It was the way he was dressed: the dark shorts, the red shirt and the shoes. It made countless people on my Facebook timeline say: This could have been my child.

But what if he had been wearing tattered clothes, broken slippers, or perhaps not even that? What if he had been thin and dark and malnourished? What if he had been just another poor child escaping not war but hunger and landing up on the streets of our cities? Would he even get a passing glance?

As the picture of the drowned Syrian boy went viral, the emotional outpourings on social media left me somewhat cold. The picture had focused attention on the plight of millions caught in a bloody endless war in Syria and the heartlessness of Western governments that weren’t letting them in – surely that was a good thing. But something wasn’t quite right about the way the image was being circulated, and it took the Times of India, the paper that best understands the English-speaking middle class, to inadvertently put it in words. Publishing the picture on its front page on Friday, it said:
"TOI did not publish this photo of a Syrian toddler's body washed up on the Turkish shore of Bodrum on Wednesday because we felt readers may find it disturbing. But it has generated a wave of outrage at the inaction of developed nations in helping refugees."

In effect, the paper was telling us that it was publishing the picture because of the wave of outrage. The paper – and hundreds and thousands of people sharing the picture on social media – wanted to be part of this wave. What had made this tragedy worth mourning was the opportunity to mourn with others. It was "the big emotional experience” that writer Teju Cole had critiqued in 2012 while writing about the video campaign in West against the Ugandan warlord Kony Joseph.

Such an experience acts as a pressure valve: by sharing the video or image, we feel we've done our bit in urging governments to do the right thing. We rarely go on to engage with the difficult questions – in the case of the drowned Syrian boy, as Max Fisher argues in Vox, those sharing the image in the West weren’t pausing to think of their complicity in making migrants objects of hate to be kept out by governments. For such readers, “a single dead refugee child is a tragedy, but a million suffering refugees are a threat,” he said. As for the picture, it becomes "another piece of viral currency".

Indian elites, who virtually live in the West, and unselfconsciously think and feel in similar ways, were sharing the picture much in the way they would download the latest episode of Game of Thrones. They were participating in an emotional experience that had originated in the West.

This is not to say that Indians should not feel the pain of people elsewhere in the world. It is simply to acknowledge the role of Western hegemony in the way emotional experiences are shaped among "people like us" in India.

The only time that the Western filter stops working for us is when the picture is that of an Indian child: naked, pot-bellied, evidently starving. Those images are Western clichés, we say, turning away from them.

The truth is that we are numb to the tragedies around us. If we cared to look, there are millions of children in our cities who are refugees like the Syrian boy. They are escaping the hunger and destitution wrought by policies of successive governments that have underinvested in health and education, neglected agriculture, and left millions with no choice but to cram into cities that don’t even offer them a home. The child displaced by a coal mine in Chhattisgarh is a refugee. But we don't care for him because that would mean asking ourselves difficult questions about our consumption choices. The child in the slum is branded an illegal migrant. That's where any possibility of empathy ends.

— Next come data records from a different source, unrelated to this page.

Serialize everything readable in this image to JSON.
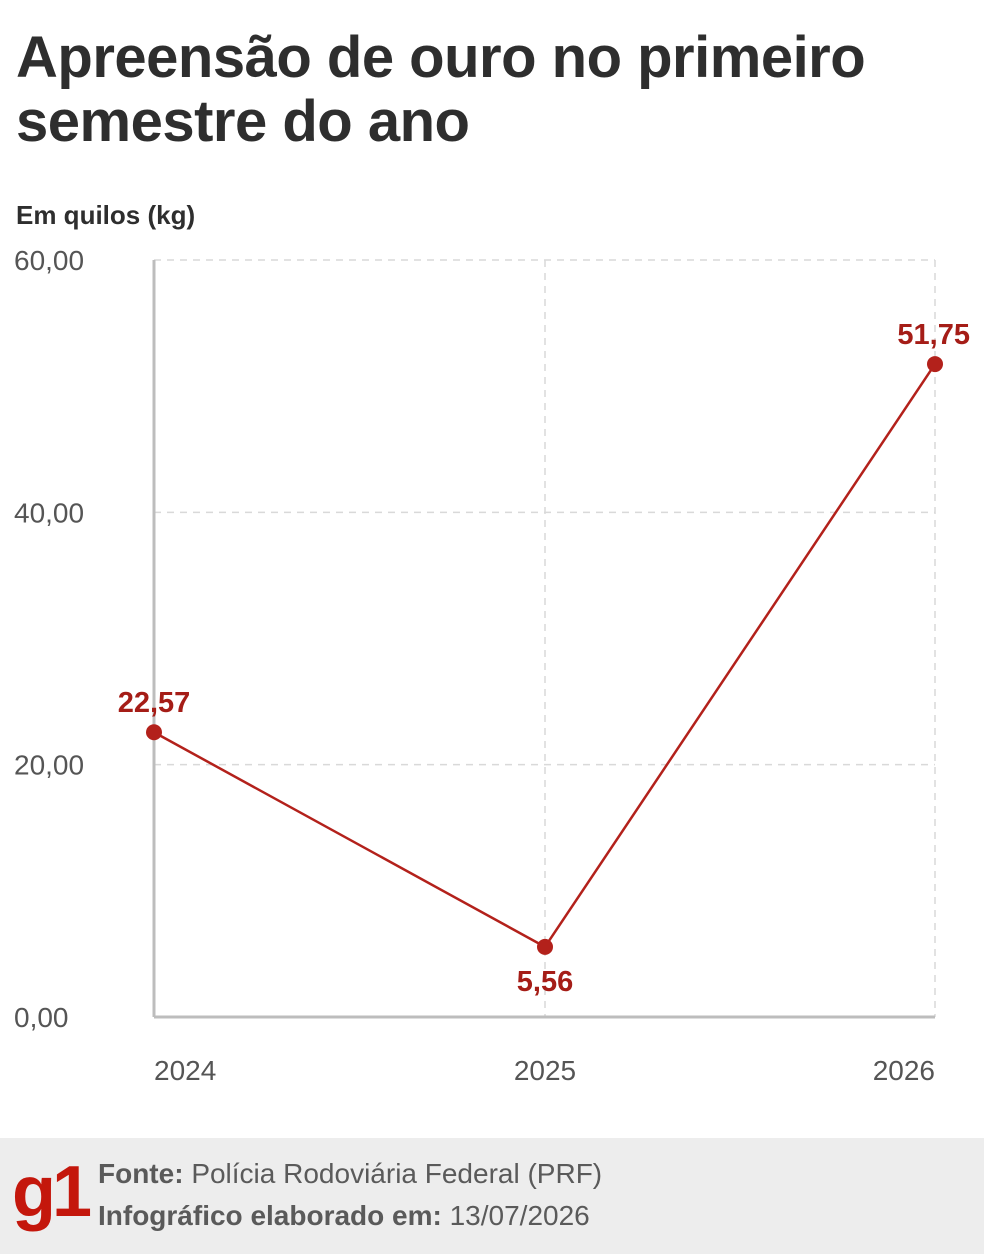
{
  "header": {
    "title": "Apreensão de ouro no primeiro semestre do ano",
    "subtitle": "Em quilos (kg)"
  },
  "chart_data": {
    "type": "line",
    "x": [
      "2024",
      "2025",
      "2026"
    ],
    "series": [
      {
        "values": [
          22.57,
          5.56,
          51.75
        ],
        "data_labels": [
          "22,57",
          "5,56",
          "51,75"
        ]
      }
    ],
    "ylim": [
      0,
      60
    ],
    "yticks": [
      0,
      20,
      40,
      60
    ],
    "ytick_labels": [
      "0,00",
      "20,00",
      "40,00",
      "60,00"
    ],
    "grid": true,
    "colors": {
      "line": "#b3211b",
      "label": "#a51d17",
      "grid": "#d9d9d9",
      "axis": "#bdbdbd"
    }
  },
  "footer": {
    "logo": "g1",
    "logo_color": "#c4170c",
    "source_label": "Fonte:",
    "source_value": "Polícia Rodoviária Federal (PRF)",
    "date_label": "Infográfico elaborado em:",
    "date_value": "13/07/2026"
  }
}
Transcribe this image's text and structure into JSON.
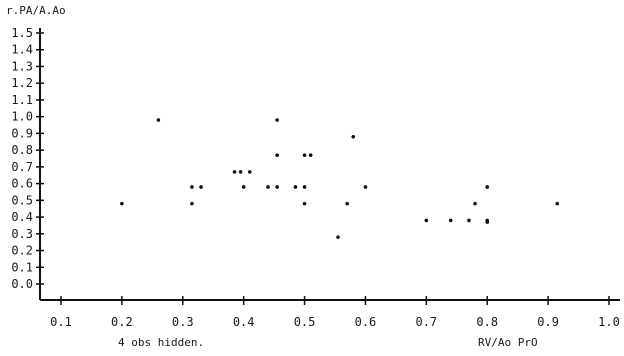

The war in Syria is a grave humanitarian crisis. But so is the crisis in our midst. Thirty percent of the children surveyed recently by the Indian government and UNICEF were found to be underweight and 40% were stunted. Yet the government gets away with halving the budget of the Integrated Child Development Scheme that provides a meal to children in anganwadis, while also possibly nipping in the bud the National Nutrition Mission meant to monitor malnourished children. Needless to say, nothing going viral.

It isn't that we shouldn't care for the Syrian boy. The question is: Why aren't we capable of caring for those closer home?